Lenders in the euro zone increased assets by 7 per cent to €34.4 trillion (HK$350 trillion) in the year to July, according to the European Central Bank. BNP Paribas, Banco Santander and UniCredit, the biggest banks in France, Spain and Italy, all expanded their balance sheets in the 12 months to the end of June.
They have Mario Draghi to thank. The ECB president's decision nine months ago to provide more than €1 trillion of three-year loans to banks eased the pressure to sell assets at depressed prices. The infusion, designed to encourage firms to lend, succeeded in averting a short-term credit crunch by reducing their reliance on markets for funding.

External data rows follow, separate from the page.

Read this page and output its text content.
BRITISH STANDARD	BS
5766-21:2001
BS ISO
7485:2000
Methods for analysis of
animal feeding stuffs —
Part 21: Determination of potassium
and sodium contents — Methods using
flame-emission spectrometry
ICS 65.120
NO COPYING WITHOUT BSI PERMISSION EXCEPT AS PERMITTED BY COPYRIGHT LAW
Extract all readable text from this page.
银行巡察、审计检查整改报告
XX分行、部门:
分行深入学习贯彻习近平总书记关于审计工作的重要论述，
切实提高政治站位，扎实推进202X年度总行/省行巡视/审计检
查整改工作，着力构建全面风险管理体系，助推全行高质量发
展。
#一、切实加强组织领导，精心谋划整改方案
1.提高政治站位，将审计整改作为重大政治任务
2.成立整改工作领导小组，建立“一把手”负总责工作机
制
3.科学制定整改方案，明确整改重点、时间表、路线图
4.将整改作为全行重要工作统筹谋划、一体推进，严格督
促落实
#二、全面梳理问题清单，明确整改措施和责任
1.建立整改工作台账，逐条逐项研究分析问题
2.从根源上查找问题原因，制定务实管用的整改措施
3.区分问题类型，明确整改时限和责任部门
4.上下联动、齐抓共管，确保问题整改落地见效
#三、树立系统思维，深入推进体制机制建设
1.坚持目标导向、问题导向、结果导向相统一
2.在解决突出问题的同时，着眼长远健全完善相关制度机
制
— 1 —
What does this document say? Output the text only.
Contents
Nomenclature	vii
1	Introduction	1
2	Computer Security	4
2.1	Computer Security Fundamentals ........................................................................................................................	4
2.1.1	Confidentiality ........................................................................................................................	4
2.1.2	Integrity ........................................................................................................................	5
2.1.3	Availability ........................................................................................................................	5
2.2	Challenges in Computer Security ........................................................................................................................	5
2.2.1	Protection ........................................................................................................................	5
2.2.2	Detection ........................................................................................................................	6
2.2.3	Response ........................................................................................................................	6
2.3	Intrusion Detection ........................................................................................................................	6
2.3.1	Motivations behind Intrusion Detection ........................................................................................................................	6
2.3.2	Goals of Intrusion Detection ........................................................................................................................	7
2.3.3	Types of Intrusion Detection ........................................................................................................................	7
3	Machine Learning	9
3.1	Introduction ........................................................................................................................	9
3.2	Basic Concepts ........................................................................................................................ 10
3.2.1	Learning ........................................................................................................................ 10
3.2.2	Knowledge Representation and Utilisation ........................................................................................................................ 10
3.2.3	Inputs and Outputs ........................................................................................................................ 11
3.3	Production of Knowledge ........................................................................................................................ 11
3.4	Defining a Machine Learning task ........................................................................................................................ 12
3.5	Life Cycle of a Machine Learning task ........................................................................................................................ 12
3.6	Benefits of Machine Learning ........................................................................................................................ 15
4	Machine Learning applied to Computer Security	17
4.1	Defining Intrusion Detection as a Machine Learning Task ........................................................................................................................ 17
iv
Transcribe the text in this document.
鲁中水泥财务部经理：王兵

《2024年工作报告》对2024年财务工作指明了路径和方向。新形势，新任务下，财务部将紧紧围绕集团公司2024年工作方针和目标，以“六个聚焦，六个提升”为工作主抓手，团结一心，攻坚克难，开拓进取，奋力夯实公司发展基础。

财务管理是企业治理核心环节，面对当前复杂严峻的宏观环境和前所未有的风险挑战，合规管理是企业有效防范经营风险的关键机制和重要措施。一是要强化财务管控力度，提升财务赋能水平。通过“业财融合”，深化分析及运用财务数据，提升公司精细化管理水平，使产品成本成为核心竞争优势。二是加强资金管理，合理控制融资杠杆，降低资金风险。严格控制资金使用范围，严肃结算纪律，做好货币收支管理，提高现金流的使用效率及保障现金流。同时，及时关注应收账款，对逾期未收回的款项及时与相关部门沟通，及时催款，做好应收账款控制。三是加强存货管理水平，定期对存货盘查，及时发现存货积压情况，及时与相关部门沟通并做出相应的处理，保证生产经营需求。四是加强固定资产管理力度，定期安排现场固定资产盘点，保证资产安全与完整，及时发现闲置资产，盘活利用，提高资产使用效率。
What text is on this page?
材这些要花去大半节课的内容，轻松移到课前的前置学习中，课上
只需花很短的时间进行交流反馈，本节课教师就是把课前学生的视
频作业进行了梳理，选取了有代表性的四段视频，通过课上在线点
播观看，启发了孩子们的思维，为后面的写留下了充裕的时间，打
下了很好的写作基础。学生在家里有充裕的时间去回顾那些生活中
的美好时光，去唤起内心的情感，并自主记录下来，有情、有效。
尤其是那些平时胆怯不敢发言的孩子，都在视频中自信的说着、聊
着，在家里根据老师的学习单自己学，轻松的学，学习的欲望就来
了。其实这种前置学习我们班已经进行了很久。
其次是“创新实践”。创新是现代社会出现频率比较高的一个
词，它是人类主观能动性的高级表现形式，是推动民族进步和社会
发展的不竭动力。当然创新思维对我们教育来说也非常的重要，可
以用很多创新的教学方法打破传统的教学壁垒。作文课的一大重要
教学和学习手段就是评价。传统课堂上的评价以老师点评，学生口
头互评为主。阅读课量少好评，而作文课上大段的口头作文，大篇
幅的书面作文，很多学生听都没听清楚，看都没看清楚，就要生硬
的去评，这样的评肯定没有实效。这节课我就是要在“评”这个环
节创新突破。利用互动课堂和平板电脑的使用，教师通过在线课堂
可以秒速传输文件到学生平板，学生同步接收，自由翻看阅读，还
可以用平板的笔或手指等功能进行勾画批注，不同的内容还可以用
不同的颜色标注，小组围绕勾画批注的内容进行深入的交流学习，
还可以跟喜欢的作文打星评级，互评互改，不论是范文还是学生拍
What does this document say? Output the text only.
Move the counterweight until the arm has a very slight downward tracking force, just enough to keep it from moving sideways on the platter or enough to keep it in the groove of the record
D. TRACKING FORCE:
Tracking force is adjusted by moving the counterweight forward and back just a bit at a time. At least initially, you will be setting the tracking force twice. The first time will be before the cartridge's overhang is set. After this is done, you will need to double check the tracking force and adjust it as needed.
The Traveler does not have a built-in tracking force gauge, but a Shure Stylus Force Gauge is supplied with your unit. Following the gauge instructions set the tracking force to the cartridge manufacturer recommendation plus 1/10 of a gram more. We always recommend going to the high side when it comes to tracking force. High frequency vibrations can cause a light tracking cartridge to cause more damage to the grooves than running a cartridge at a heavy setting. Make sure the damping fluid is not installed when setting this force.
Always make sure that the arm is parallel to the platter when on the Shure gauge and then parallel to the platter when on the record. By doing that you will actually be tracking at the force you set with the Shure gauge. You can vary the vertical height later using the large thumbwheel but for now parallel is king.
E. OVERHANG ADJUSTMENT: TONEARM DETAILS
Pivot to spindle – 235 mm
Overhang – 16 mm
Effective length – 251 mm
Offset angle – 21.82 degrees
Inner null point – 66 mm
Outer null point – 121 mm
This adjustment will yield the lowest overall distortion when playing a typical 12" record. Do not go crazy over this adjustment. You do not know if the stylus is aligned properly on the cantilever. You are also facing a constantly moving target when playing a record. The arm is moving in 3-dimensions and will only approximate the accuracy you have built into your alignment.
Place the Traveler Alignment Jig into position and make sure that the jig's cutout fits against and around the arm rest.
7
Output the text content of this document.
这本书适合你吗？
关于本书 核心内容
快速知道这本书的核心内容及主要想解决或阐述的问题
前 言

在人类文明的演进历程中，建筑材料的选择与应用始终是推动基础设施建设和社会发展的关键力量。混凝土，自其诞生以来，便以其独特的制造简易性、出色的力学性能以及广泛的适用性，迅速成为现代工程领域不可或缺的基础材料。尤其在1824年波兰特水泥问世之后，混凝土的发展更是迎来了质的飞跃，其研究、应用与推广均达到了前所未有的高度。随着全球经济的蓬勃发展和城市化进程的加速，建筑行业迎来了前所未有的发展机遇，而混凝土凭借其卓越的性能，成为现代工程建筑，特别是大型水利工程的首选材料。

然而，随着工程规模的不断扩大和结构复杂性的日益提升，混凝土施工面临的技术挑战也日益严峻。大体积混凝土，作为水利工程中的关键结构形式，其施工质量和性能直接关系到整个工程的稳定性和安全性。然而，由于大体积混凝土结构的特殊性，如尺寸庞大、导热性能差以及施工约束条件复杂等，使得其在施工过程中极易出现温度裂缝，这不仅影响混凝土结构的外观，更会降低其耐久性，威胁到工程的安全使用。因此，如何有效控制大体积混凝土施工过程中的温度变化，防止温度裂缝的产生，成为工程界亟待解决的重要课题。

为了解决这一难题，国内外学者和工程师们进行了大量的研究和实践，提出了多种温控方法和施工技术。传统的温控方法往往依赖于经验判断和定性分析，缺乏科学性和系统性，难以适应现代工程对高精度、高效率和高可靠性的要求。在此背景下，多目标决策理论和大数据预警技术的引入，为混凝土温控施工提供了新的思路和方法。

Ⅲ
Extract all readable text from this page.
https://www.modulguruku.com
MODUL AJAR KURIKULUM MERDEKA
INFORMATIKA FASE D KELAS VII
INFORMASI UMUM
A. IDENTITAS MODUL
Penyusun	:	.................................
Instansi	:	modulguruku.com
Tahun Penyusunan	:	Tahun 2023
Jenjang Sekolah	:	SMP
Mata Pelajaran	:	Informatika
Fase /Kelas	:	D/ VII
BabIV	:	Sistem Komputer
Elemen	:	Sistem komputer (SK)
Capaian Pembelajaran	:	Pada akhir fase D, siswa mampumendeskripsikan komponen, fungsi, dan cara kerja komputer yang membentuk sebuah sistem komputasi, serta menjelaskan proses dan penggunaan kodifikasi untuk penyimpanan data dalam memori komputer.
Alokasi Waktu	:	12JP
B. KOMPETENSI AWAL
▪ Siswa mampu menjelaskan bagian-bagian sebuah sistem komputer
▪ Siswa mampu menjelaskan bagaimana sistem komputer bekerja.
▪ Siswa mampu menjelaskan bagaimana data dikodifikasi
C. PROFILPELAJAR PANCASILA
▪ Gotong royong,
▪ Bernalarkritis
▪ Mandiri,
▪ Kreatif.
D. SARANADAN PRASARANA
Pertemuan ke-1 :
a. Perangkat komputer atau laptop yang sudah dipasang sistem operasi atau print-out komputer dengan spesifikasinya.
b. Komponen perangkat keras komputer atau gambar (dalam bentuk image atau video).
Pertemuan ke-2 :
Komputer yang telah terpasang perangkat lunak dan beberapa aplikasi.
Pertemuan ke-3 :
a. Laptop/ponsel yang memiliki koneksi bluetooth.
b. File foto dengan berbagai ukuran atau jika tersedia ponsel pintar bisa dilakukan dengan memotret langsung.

It also may be making European lenders dependent on more central-bank aid.
"Deleveraging isn't taking place, especially in Spain and Italy," said Simon Maughan, a bank analyst at Olivetree Securities in London. "The fact that we haven't got on with it, or very slowly, suggests that when the time comes we'll need another ECB injection to roll over the first one, just to keep the balance sheets of Italian banks in business."
European banks said last year they would cut assets within two years by more than €950 billion, about 3 per cent of the total. By selling divisions and loans and reining in lending, the firms were seeking to reassure investors they would be able to reduce short-term funding needs and increase capital.
Total assets at financial institutions in 17 euro-zone countries stood at €32.2 trillion in July last year, according to the ECB, more than triple the euro area's gross domestic product last year.